The dove pursues the griffin; the mild hind
Makes speed to catch the tiger—bootless speed,
When cowardice pursues and valor flies. (II.i.)

As Helena follows Demetrius and continues to swear her love for him, he responds less than kindly, telling her, “I’ll run from thee and hide me in the brakes” (II.i.). Helena retorts with these lines, observing how her pursuit of Demetrius reverses the usual state of affairs, in which the strong (man) pursues the weak (woman). Helena couches this idea of reversal in a reference to the myth of Apollo and Daphne. This myth involves the virgin nymph Daphne turning into a laurel tree to escape from the lustful god Apollo, who chases after her. Here, however, “Apollo flies, and Daphne holds the chase.”

2
You do advance your cunning more and more.
When truth kills truth, O devilish holy fray!
These vows are Hermia’s. Will you give her o’er? (III.ii.)

When the fairy enchantment shifts Lysander’s affections from Hermia to Helena, Helena suspects that he, along with Demetrius, is trying to humiliate her with a prank. Lysander’s love for Helena is not a strict reversal, since he did not previously hate her. Nevertheless, Helena understands this turn of events in terms of a negation in which “truth kills truth.” Here, the truth of Lysander’s vow to Helena negates his previous vow to Hermia. This negation has the effect of instigating conflict between Helena and Hermia, thereby reversing their relationship from friends to rivals.

3
I know you two are rival enemies.
How comes this gentle concord in the world,
That hatred is so far from jealousy
To sleep by hate and fear no enmity? (IV.i.)
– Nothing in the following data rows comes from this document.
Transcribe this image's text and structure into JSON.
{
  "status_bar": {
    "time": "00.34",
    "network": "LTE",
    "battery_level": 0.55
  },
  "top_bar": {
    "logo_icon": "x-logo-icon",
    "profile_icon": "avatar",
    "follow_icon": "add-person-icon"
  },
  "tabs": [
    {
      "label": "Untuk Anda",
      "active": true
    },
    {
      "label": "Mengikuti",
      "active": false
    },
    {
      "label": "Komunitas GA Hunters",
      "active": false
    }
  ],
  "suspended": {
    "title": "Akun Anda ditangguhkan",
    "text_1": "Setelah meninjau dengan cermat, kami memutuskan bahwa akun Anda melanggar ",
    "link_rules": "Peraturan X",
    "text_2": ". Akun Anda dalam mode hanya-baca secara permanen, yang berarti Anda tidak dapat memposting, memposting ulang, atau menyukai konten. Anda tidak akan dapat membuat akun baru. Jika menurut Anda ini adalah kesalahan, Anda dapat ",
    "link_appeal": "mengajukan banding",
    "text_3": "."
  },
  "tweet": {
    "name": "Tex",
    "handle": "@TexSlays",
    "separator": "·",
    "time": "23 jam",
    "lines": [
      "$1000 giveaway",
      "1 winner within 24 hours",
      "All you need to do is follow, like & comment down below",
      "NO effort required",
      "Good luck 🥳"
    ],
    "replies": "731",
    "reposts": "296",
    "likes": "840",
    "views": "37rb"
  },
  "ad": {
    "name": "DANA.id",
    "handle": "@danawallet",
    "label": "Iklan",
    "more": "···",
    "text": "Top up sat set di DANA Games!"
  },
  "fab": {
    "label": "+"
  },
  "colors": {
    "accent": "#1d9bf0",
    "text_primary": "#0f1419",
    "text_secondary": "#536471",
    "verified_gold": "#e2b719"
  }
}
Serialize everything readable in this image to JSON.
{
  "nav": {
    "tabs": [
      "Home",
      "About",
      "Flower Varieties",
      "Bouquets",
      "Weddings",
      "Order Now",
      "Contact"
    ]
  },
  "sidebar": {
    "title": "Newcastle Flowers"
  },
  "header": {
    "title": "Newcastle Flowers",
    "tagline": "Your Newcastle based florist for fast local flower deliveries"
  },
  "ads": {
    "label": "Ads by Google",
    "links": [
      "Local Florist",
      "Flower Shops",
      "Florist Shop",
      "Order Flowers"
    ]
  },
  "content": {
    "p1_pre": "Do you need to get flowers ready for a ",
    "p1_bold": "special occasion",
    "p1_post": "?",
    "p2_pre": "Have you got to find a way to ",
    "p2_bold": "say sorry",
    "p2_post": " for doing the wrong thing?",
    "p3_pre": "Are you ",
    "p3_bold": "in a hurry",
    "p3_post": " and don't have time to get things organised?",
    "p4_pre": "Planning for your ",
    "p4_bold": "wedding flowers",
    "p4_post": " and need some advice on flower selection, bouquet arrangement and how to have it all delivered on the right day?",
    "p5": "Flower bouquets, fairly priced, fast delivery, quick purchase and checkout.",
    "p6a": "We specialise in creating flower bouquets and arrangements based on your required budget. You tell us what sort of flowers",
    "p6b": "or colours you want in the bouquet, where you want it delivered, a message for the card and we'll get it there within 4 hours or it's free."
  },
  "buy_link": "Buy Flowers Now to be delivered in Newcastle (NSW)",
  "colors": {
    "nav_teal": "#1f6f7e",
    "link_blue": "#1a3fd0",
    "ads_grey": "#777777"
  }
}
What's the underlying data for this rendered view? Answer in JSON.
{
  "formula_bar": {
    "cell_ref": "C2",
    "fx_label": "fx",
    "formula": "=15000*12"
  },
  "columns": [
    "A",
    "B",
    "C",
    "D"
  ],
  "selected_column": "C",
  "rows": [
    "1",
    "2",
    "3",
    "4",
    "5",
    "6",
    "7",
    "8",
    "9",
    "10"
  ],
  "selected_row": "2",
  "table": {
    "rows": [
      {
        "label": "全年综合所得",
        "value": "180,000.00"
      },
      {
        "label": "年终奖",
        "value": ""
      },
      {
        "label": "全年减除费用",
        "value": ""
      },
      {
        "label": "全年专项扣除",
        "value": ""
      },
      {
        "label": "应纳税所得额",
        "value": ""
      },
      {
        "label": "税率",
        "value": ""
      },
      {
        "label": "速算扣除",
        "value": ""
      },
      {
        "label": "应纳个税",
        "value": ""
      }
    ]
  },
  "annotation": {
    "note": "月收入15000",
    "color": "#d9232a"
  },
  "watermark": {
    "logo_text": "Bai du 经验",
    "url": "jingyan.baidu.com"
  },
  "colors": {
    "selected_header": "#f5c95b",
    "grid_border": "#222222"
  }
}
Theseus addresses this question to Lysander and Demetrius, who have reconciled their differences. The reversal of rivalry into friendship clearly surprises Theseus, and the duke’s surprise indicates his general failure of imagination. (This failure of imagination returns at the top of Act V, when Theseus refuses to believe the lovers’ account of the previous night.) Despite Theseus’ surprise at the reversal in Lysander and Demetrius’ relationship, the entire play has been orchestrated to anticipate the eventuality of just such a reversal of discord into concord.